In December 2018, the Australian Human Right’s Commission reported to the UN that “Australian is among the countries with the highest rate of ADHD diagnosis in the world for children 5-14 years, and the number of psychostimulant drugs prescriptions has increased dramatically.” In the two short years since then, Australia has increased the prescription of these drugs by a 24 percent.
In 2020 the Australian Pharmaceutical Benefits Scheme (PBS) subsidised almost 1.5 million prescriptions for ADHD (attention deficit hyperactivity disorder) medication. That is double what it was just 8 years ago and is ten times the number from 1997. We don’t have accurate current Australian statistics on ADHD but if the rate of growth in prescription drugs is any kind of guide, we have a very big problem, and it is growing at more than 10% a year.
ADHD is a neurological disorder defined by symptoms. People with ADHD are inattentive, impulsive, and in some cases, hyperactive. The primary driver of those symptoms is an inability to focus. In boys this often manifests as disruptive behaviour and in girls as inattentiveness.
Our ability to ‘focus’ is dependent on dopamine, a critical part of our reward system. It keeps us focused on chasing rewards and when there is danger, focuses us on avoiding it. Even when rewards or danger are not in play, we keep our mind on the job with dopamine.
Like all mental illness, ADHD is likely attributable to an underlying propensity, but stress and addiction can significantly increase the likelihood of symptoms developing. The figures make it clear that we are creating disease. When we experience chronic stress due to uncertain housing, food insecurity or violence, for example we develop a tolerance to dopamine by increasing the baseline levels we need to focus. The same thing happens when we become addicted to things like sugar, online games, social media, porn, alcohol or other drugs. When our brain is in that dopamine-adapted state, our dopamine levels are too low when we are not doing something addictive.
When dopamine levels are too low, we can’t focus. Our mind feels like it is running too fast, and we struggle to hold a thought for more than a few seconds. This is how addiction and stress leads directly to ADHD behaviour and it is why most people who are diagnosed with the condition are addicted or stressed or both. This rewired state also downgrades our impulse control. The net effect is that we have random and rapidly changing impulses and are more likely to act on them.
ADHD and classroom education mix about as well as oil and water. Kids with ADHD are often compelled to move constantly, are easily distracted by noises or sights in or near the classroom, will frequently interrupt teachers and other students, struggle to translate learning into understanding and have trouble paying attention. It is challenge for educators to remember that none of this behaviour is voluntary and not punish the child or demand that they be medicated.

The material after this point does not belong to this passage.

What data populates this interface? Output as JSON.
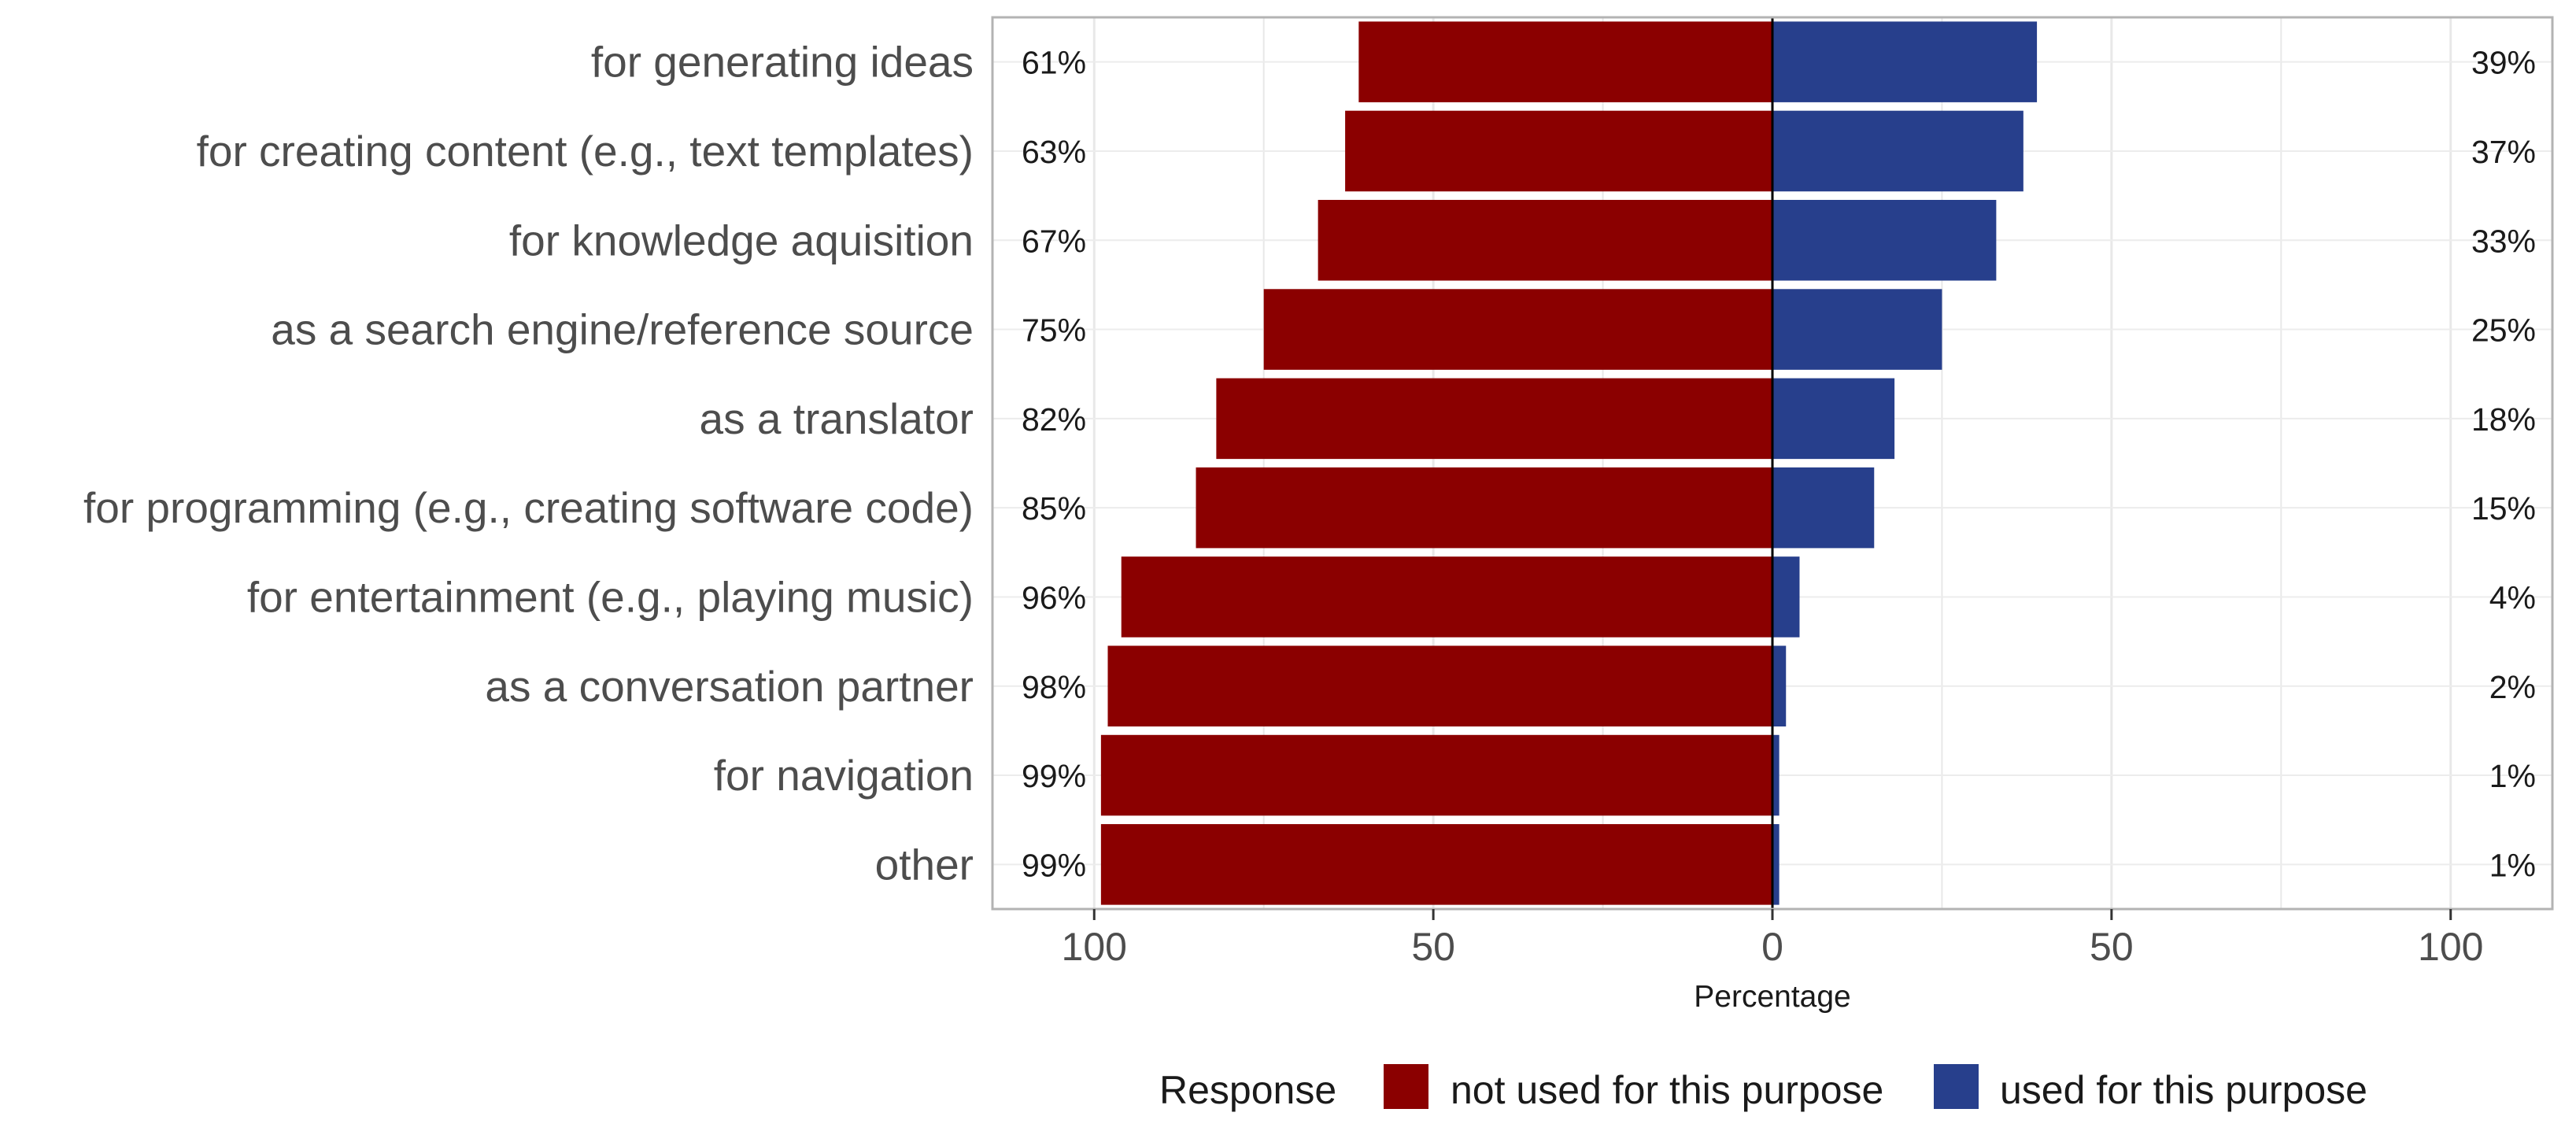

The drugs dispensed at an increasingly frenetic rate to ADHD sufferers are dopamine stimulants. Just like any stimulant drug, they help us keep focus. Their mechanism of action is similar to cocaine and amphetamines. They don’t do anything about the cause of the low dopamine state but, for as long as we take them, they can usually stimulate enough dopamine to stop our mind wandering off task. They can of course be highly addictive. This is why the World Health Organisation (WHO) has refused to add them to its list of effective and safe medicines. Yes, that’s right, the current ‘cure’ for lack of focus driven by addiction (or stress or both) it to give children addictive drugs which the WHO has refused to recommend.
As distressing as those numbers are, it’s worth remembering that ADHD medication prescriptions have doubled since that data was collected, so they are likely to be a significant underestimate. Those same medication numbers tell us that just two decades ago ADHD was a tenth of the problem it is now. In other words, encountering a child with ADHD in the average classroom was a rare event. The way the numbers are going, within 10 years it will be rare to encounter a child without ADHD.
We are on a fast track to having a generation of kids who are impossible to educate unless they are taking potentially addictive stimulants that predispose them to a life of addiction. If you think that’s an exaggeration, take another look at the graph. ADHD is a problem with a rocket and the current ‘solution’ is ignite the afterburner. We need a plan that supports parents, reassures educators, and helps kids. We need a plan that fixes the root causes, addiction and financial insecurity. And we need that plan yesterday.